Alexander and Nadia looked at each other, surprised at the strange coincidence.
Despite her considerable girth and her rather brusque manner, Angie was very coquettish. She wore flowered tunics and draped herself in heavy ethnic jewelry she bought at craft fairs, and her lips were always painted bright pink. Her hair was combed into elaborate cornrows studded with colored beads. She said that her line of work was lethal to a woman’s hands, and she wasn’t about to let hers look like a mechanic’s. Her fingernails were long and brightly painted, and to protect her skin she rubbed on turtle fat, which she considered miraculous. The fact that turtles are pretty wrinkled did not diminish her confidence in the product.
“I know several men who’re in love with Angie,” commented Mushaha, but he refrained from adding that he was one of them.
Angie winked and explained that she would never marry because she had a broken heart. She had fallen in love only once in her life, and that was with a Masai warrior who had five wives and nineteen children.

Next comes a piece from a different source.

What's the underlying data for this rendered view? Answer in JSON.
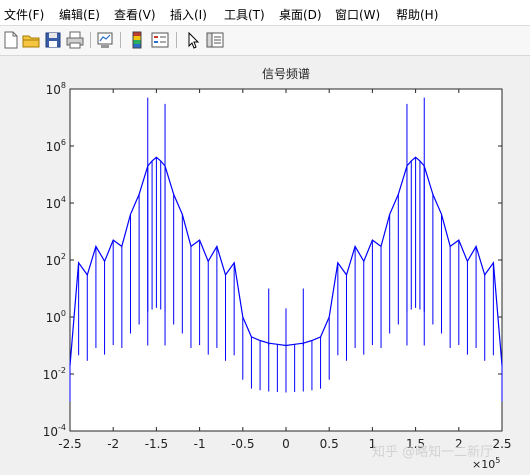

“He had long bones and amber-colored eyes,” she said.
“And what happened?” Nadia and Alexander asked in unison.
“He didn’t want to marry me,” she concluded with a tragic sigh.
Mushaha laughed. “What a stupid man!”
“I was ten years older and thirty pounds heavier than he was,” Angie explained.
The pilot finished her coffee and got ready to leave. All his friends made their farewells to Timothy, whom the previous night’s fever had so weakened that he could not even find the strength to lift his left eyebrow.